A robust indirect discrete adaptive-control approach based on passitivity results for nonlinear systems (Q1115393)

This paper considers the problem of designing a robust adaptive algorithm for discrete systems. This algorithm employs the usual method of an on- line adjustment of the gain matrix so as to reduce the error signal to zero, while other signals remain bounded. It is well known that usually the adaptive systems present problems and thus the theoretical results fail. The problems are due to poor transient performances and poor behaviour which implies instability under unmodelled dynamics. In this paper the problem of instability is treated as a robustness problem, so as to make the closed-loop system stable under variations of the parameters. A passitivity result taken from \textit{C. A. Desoer} and \textit{M. Vidyasagar} [Feedback systems: Input-output properties (1975; Zbl 0327.93009)] is used to formulate a global convergence criterion in terms of positive realness of a transfer matrix. The main result is presented in Theorem 3.2 in the text of the paper.
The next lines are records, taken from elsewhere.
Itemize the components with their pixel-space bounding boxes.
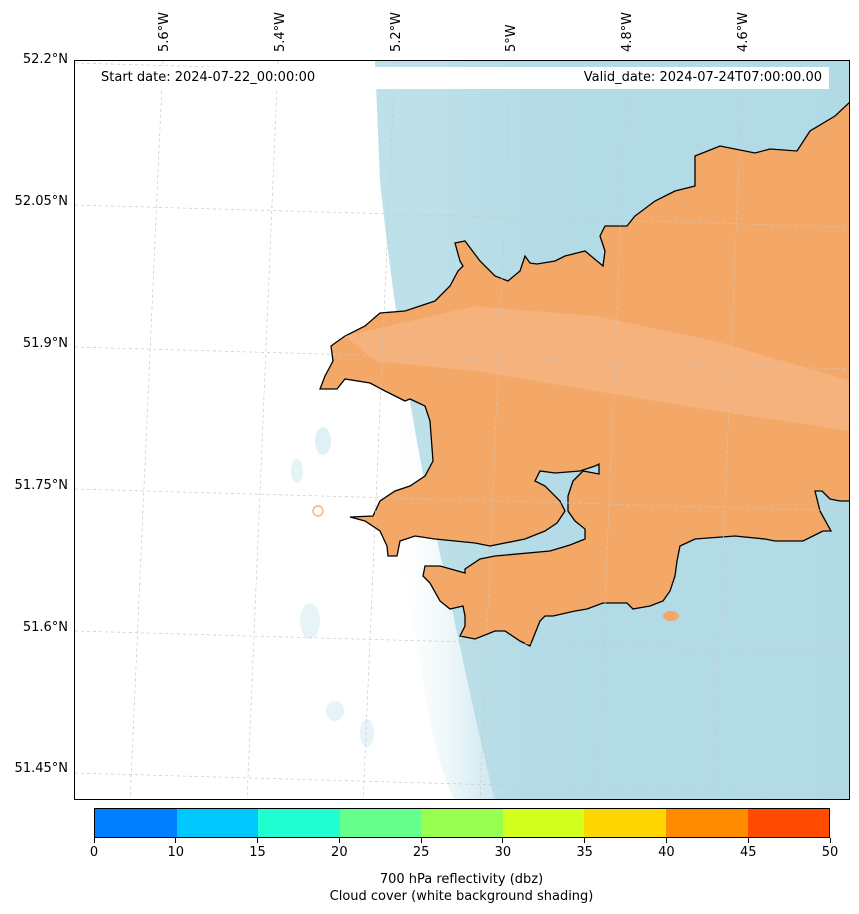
colorbar-tick-mark [93, 838, 95, 843]
longitude-label: 5.4°W [273, 11, 288, 52]
colorbar-tick-label: 0 [89, 845, 99, 860]
colorbar-segment [258, 809, 340, 837]
reflectivity-colorbar [94, 808, 830, 838]
longitude-label: 4.6°W [736, 11, 751, 52]
longitude-label: 5°W [504, 24, 519, 52]
map-canvas [75, 61, 849, 799]
colorbar-tick-mark [338, 838, 340, 843]
colorbar-tick-label: 15 [249, 845, 266, 860]
longitude-label: 5.2°W [389, 11, 404, 52]
colorbar-tick-label: 40 [658, 845, 675, 860]
colorbar-segment [339, 809, 422, 837]
colorbar-segment [95, 809, 177, 837]
cloud-speck [360, 719, 374, 747]
colorbar-title-line1: 700 hPa reflectivity (dbz) [379, 872, 544, 887]
reflectivity-band [345, 306, 849, 431]
colorbar-segment [665, 809, 748, 837]
start-date-label: Start date: 2024-07-22_00:00:00 [101, 70, 316, 85]
colorbar-segment [584, 809, 666, 837]
colorbar-tick-mark [747, 838, 749, 843]
map-panel [74, 60, 850, 800]
cloud-speck [300, 603, 320, 639]
longitude-label: 4.8°W [620, 11, 635, 52]
latitude-label: 52.05°N [14, 194, 68, 209]
colorbar-tick-mark [175, 838, 177, 843]
colorbar-tick-mark [584, 838, 586, 843]
colorbar-tick-mark [502, 838, 504, 843]
colorbar-title-line2: Cloud cover (white background shading) [329, 889, 594, 904]
latitude-label: 51.45°N [14, 761, 68, 776]
colorbar-tick-label: 10 [167, 845, 185, 860]
latitude-label: 51.75°N [14, 478, 68, 493]
colorbar-tick-mark [665, 838, 667, 843]
colorbar-tick-label: 30 [494, 845, 512, 860]
colorbar-tick-label: 25 [412, 845, 430, 860]
colorbar-tick-mark [257, 838, 259, 843]
cloud-speck [291, 459, 303, 483]
colorbar-segment [502, 809, 585, 837]
longitude-label: 5.6°W [157, 11, 172, 52]
date-header: Start date: 2024-07-22_00:00:00 Valid_da… [94, 67, 829, 89]
latitude-label: 52.2°N [22, 52, 68, 67]
cloud-speck [326, 701, 344, 721]
colorbar-tick-label: 45 [739, 845, 757, 860]
island [663, 611, 679, 621]
island [312, 505, 324, 517]
colorbar-tick-mark [420, 838, 422, 843]
colorbar-title: 700 hPa reflectivity (dbz) Cloud cover (… [0, 871, 859, 905]
colorbar-segment [176, 809, 259, 837]
colorbar-tick-label: 50 [821, 845, 839, 860]
colorbar-segment [421, 809, 503, 837]
latitude-label: 51.9°N [22, 336, 68, 351]
colorbar-tick-label: 20 [331, 845, 348, 860]
latitude-label: 51.6°N [22, 620, 68, 635]
valid-date-label: Valid_date: 2024-07-24T07:00:00.00 [583, 70, 822, 85]
colorbar-tick-mark [829, 838, 831, 843]
colorbar-tick-label: 35 [576, 845, 593, 860]
cloud-speck [315, 427, 331, 455]
colorbar-segment [747, 809, 830, 837]
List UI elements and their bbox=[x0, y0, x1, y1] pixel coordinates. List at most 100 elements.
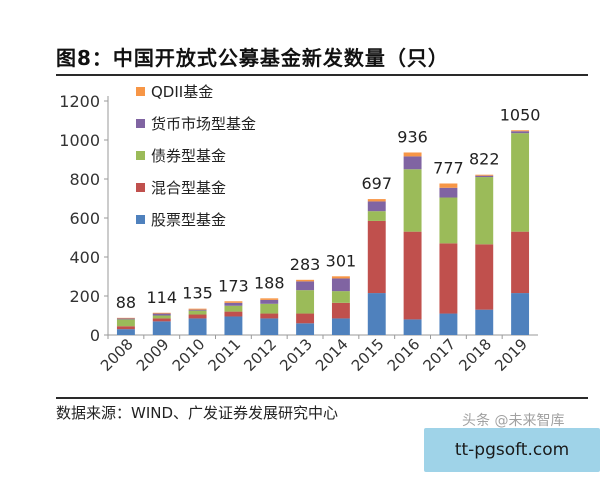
data-label-total: 1050 bbox=[500, 105, 541, 124]
x-tick-label: 2010 bbox=[169, 335, 209, 375]
bars bbox=[116, 130, 530, 335]
bar-segment bbox=[475, 244, 494, 310]
bar-segment bbox=[116, 317, 135, 319]
bar-segment bbox=[224, 301, 243, 303]
legend-swatch bbox=[136, 119, 145, 128]
bar-segment bbox=[224, 311, 243, 317]
data-label-total: 88 bbox=[116, 293, 136, 312]
bar-segment bbox=[188, 318, 207, 335]
legend-swatch bbox=[136, 215, 145, 224]
bar-segment bbox=[367, 201, 386, 212]
source-divider bbox=[56, 397, 588, 399]
x-tick-label: 2011 bbox=[205, 335, 245, 375]
x-tick-label: 2016 bbox=[384, 335, 424, 375]
bar-segment bbox=[260, 299, 279, 304]
x-tick-label: 2014 bbox=[312, 335, 352, 375]
bar-segment bbox=[403, 169, 422, 232]
bar-segment bbox=[260, 313, 279, 319]
bar-segment bbox=[439, 183, 458, 188]
bar-segment bbox=[260, 298, 279, 300]
bar-segment bbox=[152, 321, 171, 335]
y-tick-label: 0 bbox=[90, 326, 100, 345]
legend-label: 混合型基金 bbox=[151, 179, 226, 197]
y-tick-label: 600 bbox=[69, 209, 100, 228]
x-tick-label: 2017 bbox=[420, 335, 460, 375]
bar-segment bbox=[403, 231, 422, 320]
bar-segment bbox=[260, 303, 279, 314]
x-tick-label: 2019 bbox=[491, 335, 531, 375]
bar-segment bbox=[260, 318, 279, 335]
bar-segment bbox=[116, 319, 135, 327]
data-label-total: 301 bbox=[326, 251, 357, 270]
data-label-total: 188 bbox=[254, 273, 285, 292]
data-label-total: 936 bbox=[397, 127, 428, 146]
bar-segment bbox=[152, 312, 171, 314]
legend-label: 货币市场型基金 bbox=[151, 115, 256, 133]
legend-swatch bbox=[136, 151, 145, 160]
bar-segment bbox=[439, 197, 458, 244]
bar-segment bbox=[188, 314, 207, 319]
y-tick-label: 800 bbox=[69, 170, 100, 189]
bar-segment bbox=[367, 211, 386, 221]
x-tick-label: 2009 bbox=[133, 335, 173, 375]
bar-segment bbox=[224, 302, 243, 306]
data-label-total: 777 bbox=[433, 158, 464, 177]
bar-segment bbox=[188, 308, 207, 310]
bar-segment bbox=[475, 175, 494, 178]
bar-segment bbox=[439, 313, 458, 335]
watermark: 头条 @未来智库 bbox=[462, 413, 565, 429]
bar-segment bbox=[403, 319, 422, 335]
bar-segment bbox=[331, 276, 350, 279]
bar-segment bbox=[116, 318, 135, 320]
x-tick-label: 2018 bbox=[455, 335, 495, 375]
bar-segment bbox=[475, 309, 494, 335]
y-tick-label: 200 bbox=[69, 287, 100, 306]
source-note: 数据来源：WIND、广发证券发展研究中心 bbox=[56, 404, 339, 422]
data-label-total: 135 bbox=[182, 284, 213, 303]
bar-segment bbox=[439, 243, 458, 314]
data-label-total: 114 bbox=[146, 288, 177, 307]
bar-segment bbox=[296, 323, 315, 335]
bar-segment bbox=[296, 313, 315, 324]
legend-label: 债券型基金 bbox=[151, 147, 226, 165]
y-tick-label: 1200 bbox=[59, 92, 100, 111]
bar-segment bbox=[152, 315, 171, 319]
bar-segment bbox=[331, 291, 350, 303]
title-divider bbox=[56, 74, 588, 76]
y-tick-label: 400 bbox=[69, 248, 100, 267]
bar-segment bbox=[511, 133, 530, 232]
bar-segment bbox=[331, 302, 350, 319]
url-text: tt-pgsoft.com bbox=[454, 440, 570, 460]
legend-label: 股票型基金 bbox=[151, 211, 226, 229]
bar-segment bbox=[188, 309, 207, 311]
x-tick-label: 2015 bbox=[348, 335, 388, 375]
bar-segment bbox=[511, 293, 530, 335]
bar-segment bbox=[403, 156, 422, 170]
bar-segment bbox=[188, 310, 207, 315]
data-labels: 88 114 135 173 188 283 301 697 936 777 822 1050 bbox=[116, 105, 541, 312]
bar-segment bbox=[224, 305, 243, 312]
bar-segment bbox=[296, 281, 315, 291]
legend-swatch bbox=[136, 183, 145, 192]
bar-segment bbox=[331, 278, 350, 292]
bar-segment bbox=[511, 131, 530, 134]
bar-segment bbox=[475, 177, 494, 245]
bar-segment bbox=[403, 152, 422, 157]
bar-segment bbox=[511, 231, 530, 294]
bar-segment bbox=[331, 318, 350, 335]
bar-segment bbox=[152, 318, 171, 322]
bar-segment bbox=[439, 187, 458, 198]
data-label-total: 283 bbox=[290, 255, 321, 274]
bar-segment bbox=[116, 326, 135, 330]
url-banner[interactable]: tt-pgsoft.com bbox=[424, 428, 600, 472]
legend-label: QDII基金 bbox=[151, 83, 213, 101]
x-tick-label: 2008 bbox=[97, 335, 137, 375]
data-label-total: 173 bbox=[218, 276, 249, 295]
y-tick-label: 1000 bbox=[59, 131, 100, 150]
bar-segment bbox=[511, 130, 530, 132]
bar-segment bbox=[152, 313, 171, 316]
bar-segment bbox=[475, 174, 494, 176]
chart-title: 图8：中国开放式公募基金新发数量（只） bbox=[56, 46, 449, 70]
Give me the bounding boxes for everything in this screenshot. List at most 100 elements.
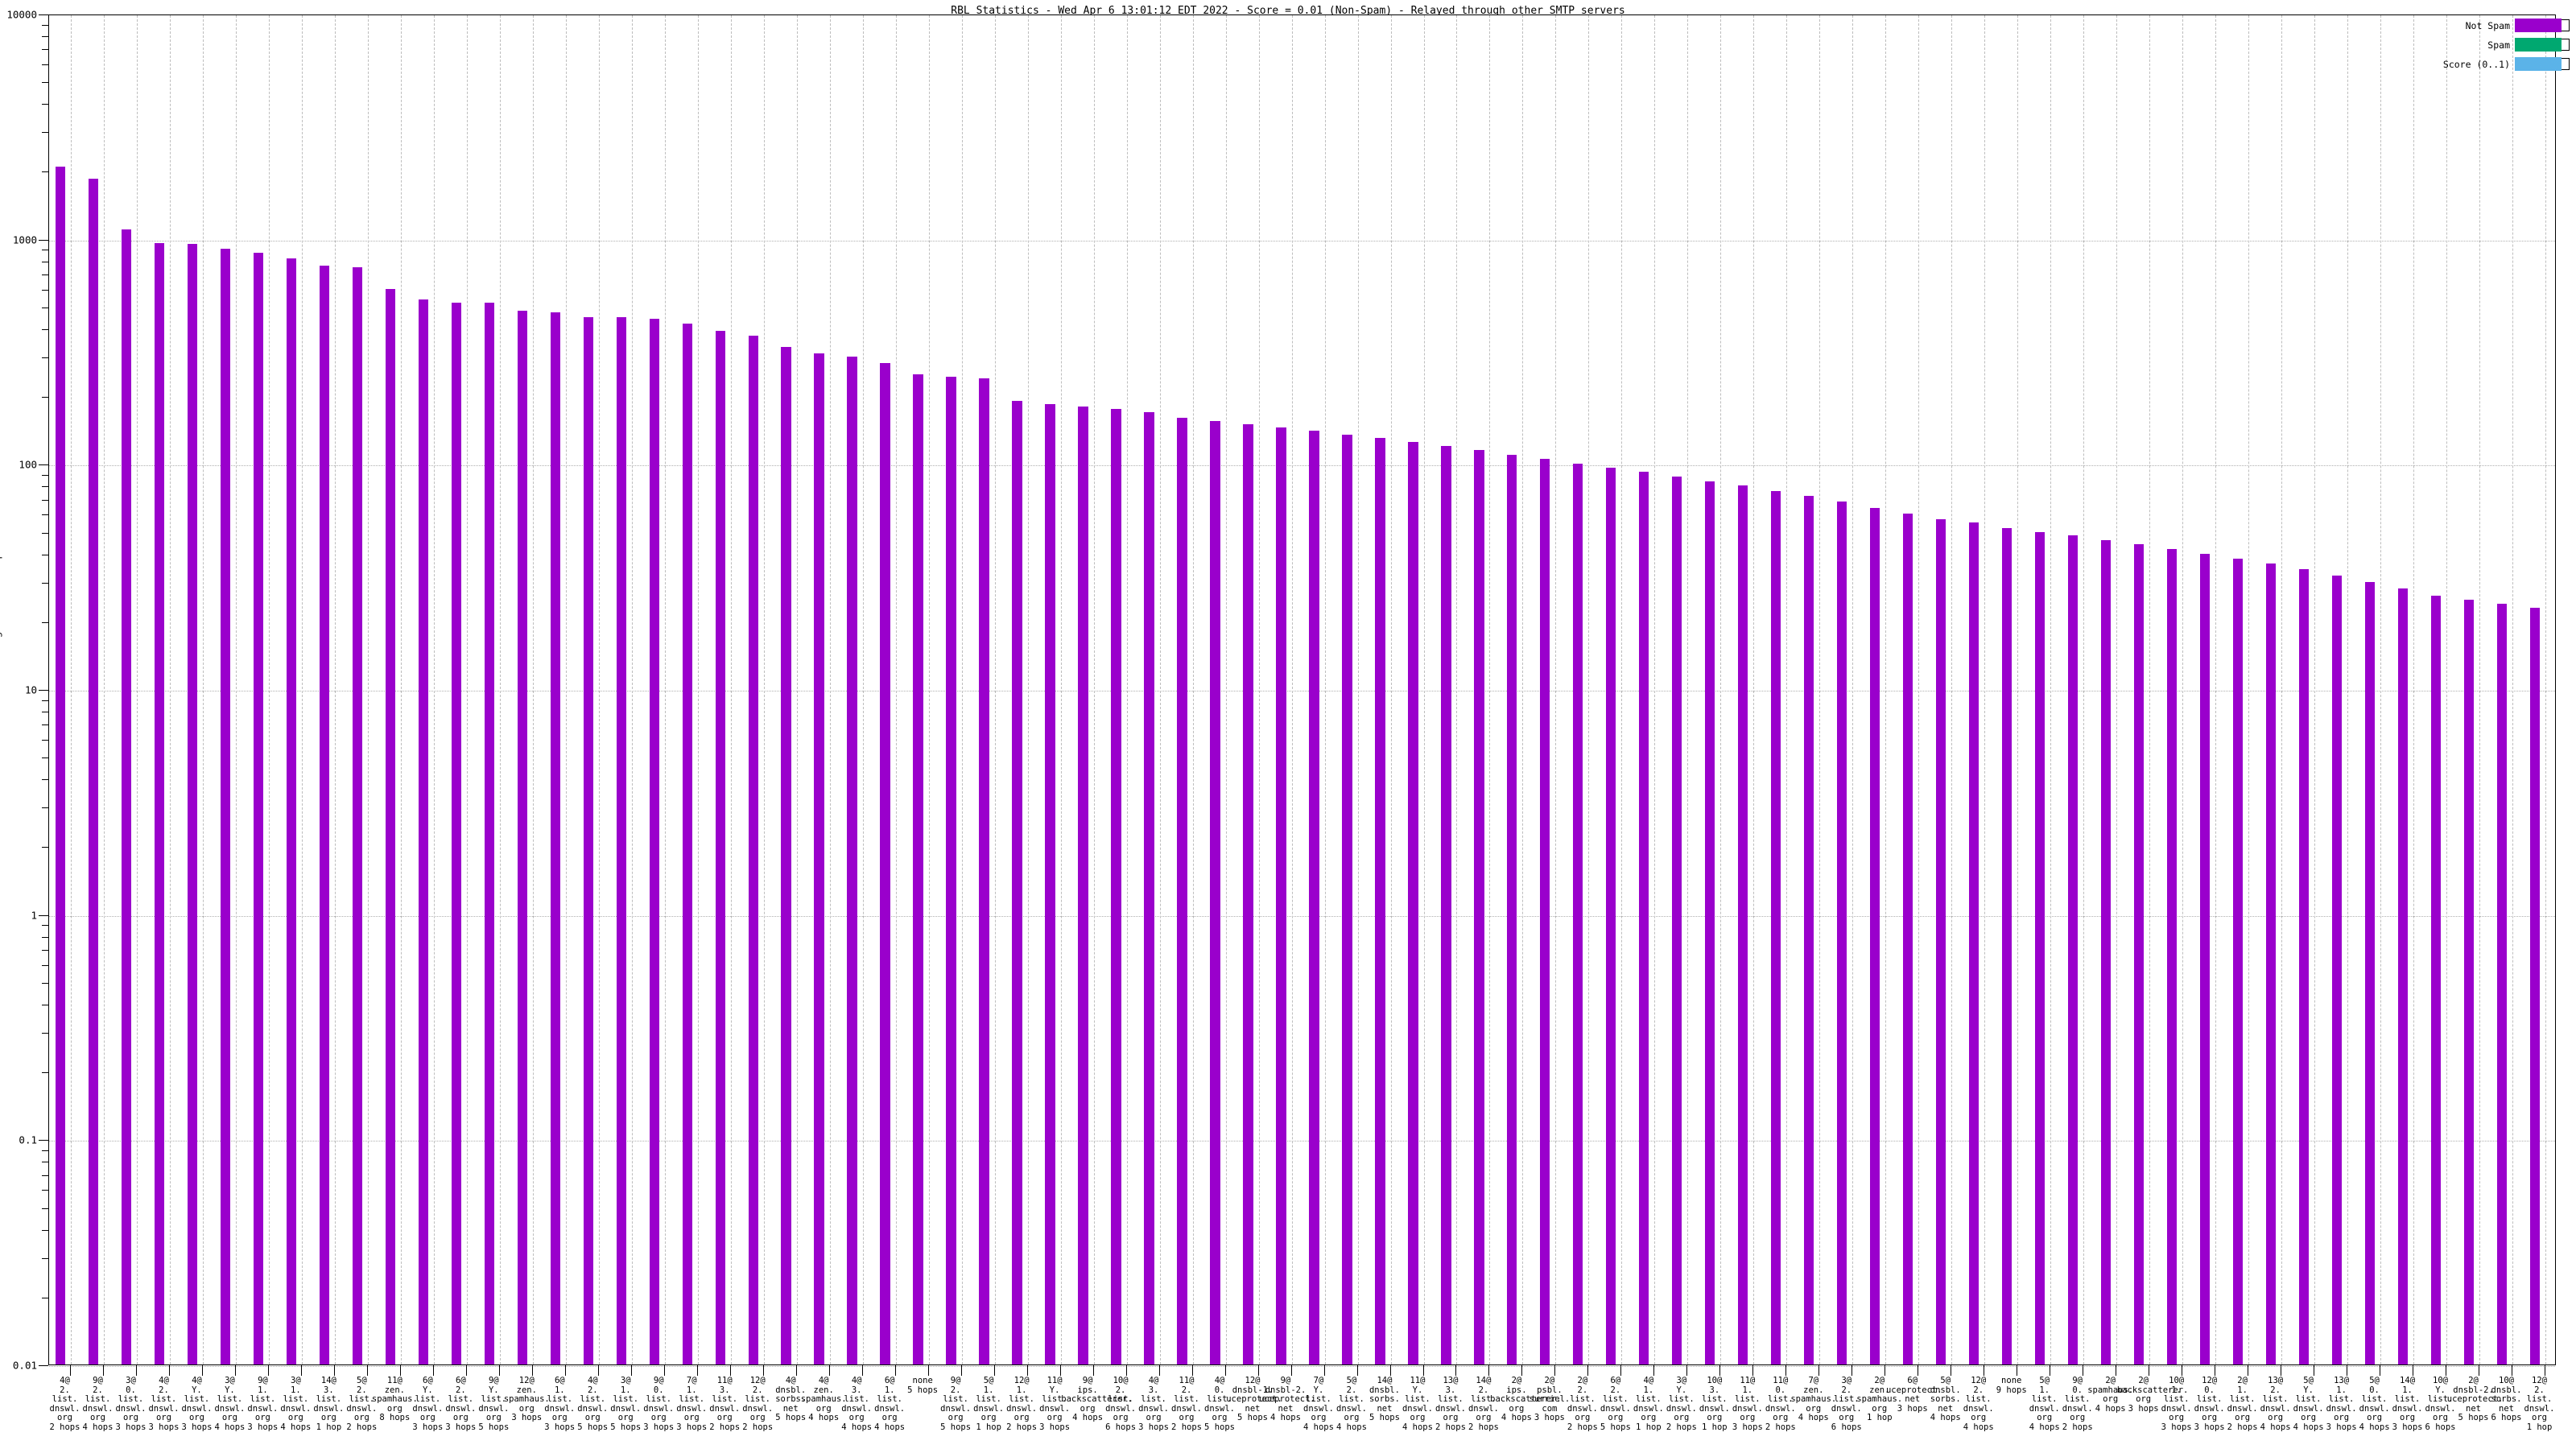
gridline-vertical [202,15,204,1364]
bar [55,166,66,1364]
x-axis-tick [1554,1365,1556,1376]
gridline-vertical [1522,15,1524,1364]
bar [682,324,692,1364]
y-axis-minor-tick [42,132,48,134]
bar [1177,418,1187,1364]
y-axis-title: Message Count or Spam Score [0,504,2,668]
gridline [49,1366,2555,1367]
x-axis-tick [1092,1365,1094,1376]
bar [1837,502,1847,1364]
x-axis-tick-label: 9@ Y. list. dnswl. org 5 hops [478,1376,510,1432]
x-axis-tick [465,1365,467,1376]
x-axis-tick [234,1365,236,1376]
x-axis-tick-label: 10@ Y. list. dnswl. org 6 hops [2425,1376,2456,1432]
gridline-vertical [796,15,798,1364]
gridline-vertical [499,15,501,1364]
x-axis-tick [136,1365,138,1376]
y-axis-tick-label: 10 [24,683,37,696]
x-axis-tick-label: 10@ dnsbl. sorbs. net 6 hops [2491,1376,2522,1423]
y-axis-minor-tick [42,779,48,781]
bar [451,303,461,1364]
y-axis-tick [39,14,48,15]
x-axis-tick-label: 2@ spamhaus. org 4 hops [2087,1376,2134,1414]
bar [2397,588,2409,1364]
bar [2265,564,2277,1364]
x-axis-tick-label: 11@ 0. list. dnswl. org 2 hops [1765,1376,1796,1432]
y-axis-minor-tick [42,1174,48,1176]
gridline-vertical [334,15,336,1364]
gridline-vertical [1456,15,1458,1364]
bar [517,310,527,1364]
y-axis-minor-tick [42,328,48,330]
gridline-vertical [1687,15,1689,1364]
gridline-vertical [697,15,699,1364]
x-axis-tick-label: 10@ 2. list. dnswl. org 6 hops [1105,1376,1137,1432]
x-axis-tick-label: 4@ 0. list. dnswl. org 5 hops [1204,1376,1235,1432]
y-axis-minor-tick [42,1208,48,1209]
x-axis-tick-label: 7@ 1. list. dnswl. org 3 hops [676,1376,708,1432]
bar [319,266,329,1364]
y-axis-tick-label: 0.01 [12,1359,37,1372]
y-axis-minor-tick [42,289,48,291]
x-axis-tick-label: 14@ dnsbl. sorbs. net 5 hops [1368,1376,1400,1423]
y-axis-tick-label: 1000 [12,233,37,246]
y-axis-minor-tick [42,1150,48,1152]
gridline-vertical [301,15,303,1364]
x-axis-tick-label: 6@ Y. list. dnswl. org 3 hops [412,1376,444,1432]
x-axis-tick [103,1365,105,1376]
bar [2002,527,2013,1364]
gridline-vertical [1390,15,1392,1364]
y-axis-minor-tick [42,582,48,584]
legend-item: Score (0..1) [2368,56,2570,72]
x-axis-tick-label: 11@ Y. list. dnswl. org 4 hops [1402,1376,1433,1432]
bar [715,331,725,1364]
gridline-vertical [400,15,402,1364]
x-axis-tick [1818,1365,1820,1376]
x-axis-tick [1323,1365,1325,1376]
gridline-vertical [1621,15,1623,1364]
vertical-gridlines [49,15,2555,1364]
legend-label: Score (0..1) [2442,58,2510,70]
legend-item: Not Spam [2368,18,2570,33]
x-axis-tick [531,1365,533,1376]
gridline-vertical [137,15,138,1364]
gridline-vertical [2116,15,2118,1364]
bar [583,316,593,1364]
x-axis-tick [1356,1365,1358,1376]
legend-item: Spam [2368,37,2570,52]
x-axis-tick-labels: 4@ 2. list. dnswl. org 2 hops 9@ 2. list.… [48,1376,2556,1447]
x-axis-tick-label: 12@ zen. spamhaus. org 3 hops [503,1376,550,1423]
x-axis-tick-label: 11@ Y. list. dnswl. org 3 hops [1039,1376,1071,1432]
x-axis-tick-label: 7@ zen. spamhaus. org 4 hops [1790,1376,1837,1423]
x-axis-tick-label: 3@ 1. list. dnswl. org 5 hops [610,1376,642,1432]
x-axis-tick-label: 7@ Y. list. dnswl. org 4 hops [1303,1376,1334,1432]
y-axis-minor-tick [42,64,48,66]
bar [2034,531,2046,1364]
x-axis-tick [267,1365,269,1376]
y-axis-minor-tick [42,486,48,488]
gridline-vertical [1027,15,1029,1364]
bar [1474,450,1484,1364]
gridline-vertical [961,15,963,1364]
y-axis-minor-tick [42,982,48,984]
x-axis-tick [1125,1365,1127,1376]
gridline-vertical [1291,15,1293,1364]
bar [1738,485,1748,1364]
x-axis-tick [432,1365,434,1376]
bar [1243,424,1253,1364]
y-axis-minor-tick [42,104,48,105]
x-axis-tick-label: 14@ 3. list. dnswl. org 1 hop [313,1376,345,1432]
bar [1573,464,1583,1364]
bar [2430,595,2442,1364]
x-axis-tick [1191,1365,1193,1376]
bar [913,374,923,1364]
bar [418,299,428,1364]
gridline-vertical [367,15,369,1364]
bar [1144,411,1154,1364]
y-axis-minor-tick [42,1032,48,1034]
x-axis-tick-label: 3@ 2. list. dnswl. org 6 hops [1831,1376,1862,1432]
y-axis-tick-label: 100 [19,458,37,471]
gridline-vertical [1984,15,1986,1364]
y-axis-minor-tick [42,357,48,358]
bar [880,363,890,1364]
The robustness is provided in terms of the strictly discrete positive realness of a marix termed \(W(z)Gv(z)\) which is easily computable. It is noted that the results are valid for any initial conditions of the adaptive algorithm. Basically, the results in this paper extend the work by \textit{M. A. L. Thathachar} and \textit{F. Gajendran} [Int. J. Control 34, 127--142 (1981; Zbl 0467.93045)] in the case that additive noise is present (together with unmodelled dynamics) while stability is maintained for the closed- loop adaptive system.